Le mode deux joueurs, idéal pour partager l’aventure avec un ami ou membre de sa famille, a même tendance à empirer un peu la tendance avec des micro-chutes qui se répètent inlassablement. Un enfant de six ans n’y verrait que du feu, une adulte aguerrie sortant tout droit du portage de Warframe sur Switch se demande ce qu’il peut bien se passer dans cette machine. En contrepartie, jamais l’univers des créatures de poche n’a été aussi coloré, détaillé et vivant, et on ne peut qu’espérer que le prochain titre canonique lissera tous ces problèmes d’un autre âge.
Une aventure nostalgique pour un public nouveau
La plus grande force de Pokémon Let’s Go est peut-être, au final, d’avoir réussi à mettre à jour un classique pour une nouvelle génération, tout en contentant les anciens. On ne peut jamais plaire à tout le monde, mais revisiter Kanto aux côtés de ma jeune progéniture m’a fait m’apercevoir à quel point nous étions toutes les deux relativement satisfaites. À elle de découvrir la joie non-vegan d’enfermer d’innocentes créatures dans des balles, et moi de profiter de la vague nostalgique et d’atteindre le contenu d’après jeu plus rapidement pour me concentrer sur les combats de haut niveau. Mon plaisir se trouvait dans la progression efficace d’un titre que je connais par cœur, pendant qu’elle se satisfaisait d’une promenade dans les herbes et des combats, jugés rigides, contre des dresseurs aléatoires. La Poké Ball Plus, elle, est rapidement devenue une révélation pour ses petites mains. Aucun écran en miettes n’est à déplorer et elle était bien plus captivée par les réactions de l’accessoire que ce qu’il se passait à l’écran. Triste moi qui ait dû récupérer un Joy-Con à la place… Qu’est-ce qu’on ne ferait pas pour ses enfants !
Résultat, au risque de paraître vieux jeu, mon véritable plaisir s’est trouvé là, dans le partage complet d’une aventure captivante, bien qu’imparfaite. Mais une fois dedans, à se chamailler sur la marche à suivre, tout ça disparaît pour laisser place à un amusement tout simple et accrocheur. Le bonheur ultime de ce Pokémon se situe probablement au niveau du partage, du passage d’une génération à une autre. Les anciens se mélangent aux nouveaux dresseurs, les grabataires avec les primaires, et c’est main dans la main, ensemble, que l’on peut vivre ou revivre ce voyage.
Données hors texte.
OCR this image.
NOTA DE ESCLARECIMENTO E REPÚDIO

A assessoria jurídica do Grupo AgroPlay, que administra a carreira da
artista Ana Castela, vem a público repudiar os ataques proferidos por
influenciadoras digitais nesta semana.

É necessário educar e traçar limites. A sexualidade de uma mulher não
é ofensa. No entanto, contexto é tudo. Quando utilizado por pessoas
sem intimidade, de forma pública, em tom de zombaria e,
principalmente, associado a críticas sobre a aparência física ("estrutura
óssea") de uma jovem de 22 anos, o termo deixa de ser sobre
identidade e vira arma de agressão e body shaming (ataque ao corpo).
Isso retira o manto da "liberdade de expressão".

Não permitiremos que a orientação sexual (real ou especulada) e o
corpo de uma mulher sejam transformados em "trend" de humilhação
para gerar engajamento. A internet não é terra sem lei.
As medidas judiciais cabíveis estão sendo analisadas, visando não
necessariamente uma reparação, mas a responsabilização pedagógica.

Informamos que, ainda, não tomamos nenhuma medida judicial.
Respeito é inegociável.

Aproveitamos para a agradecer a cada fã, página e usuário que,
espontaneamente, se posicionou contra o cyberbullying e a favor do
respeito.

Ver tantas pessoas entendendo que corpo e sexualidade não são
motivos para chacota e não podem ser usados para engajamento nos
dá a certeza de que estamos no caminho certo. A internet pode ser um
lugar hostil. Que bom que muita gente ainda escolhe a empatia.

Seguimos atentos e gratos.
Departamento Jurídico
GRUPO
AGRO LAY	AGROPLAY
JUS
La connexion avec Pokémon GO se révèle, elle, plus anecdotique. Via un processus un poil compliqué, on peut transférer les créatures capturées sur mobiles sur sa Switch. Ça enlève une petite partie de l’amusement, quand on sait qu’il y en a moins que d’habitude, mais ça permet tout de même d’atteindre le fond du sujet plus rapidement… et puis ça débloque sur l’application mobile une toute nouvelle bête à capturer ! Sachez d’ailleurs qu’une fois les cent heures de jeu dépassées, les Pokémon chromatiques se font beaucoup plus fréquents. À bon entendeur…
Marynou
Points forts :
– Des graphismes propres et colorés
– La capture des Pokémon sauvages simplifiée
– Pikachu et Evoli sont trop choupis
– La bande-son joliment remastérisée
– Un mode coopération plus que bienvenu
– L’excellente traduction française
– Jessie et James, plus rapides que la lumière !…
Points faibles :
– … « kriiiioooreiiiiijii » enchaîne le Miaouss de la Team Rocket
– Des ralentissements à répétition fatigants
– Des combats un peu austères, surtout contre l’ordinateur
– Le deuxième joueur en coopération est temporaire. Aucune donnée partagée
– Câliner son Pokémon avec la Poké Ball Plus est un enfer…
– Pas de MissigNo ou de Glitch City ! Mew n’est toujours pas sous le camion ! Sacrilège !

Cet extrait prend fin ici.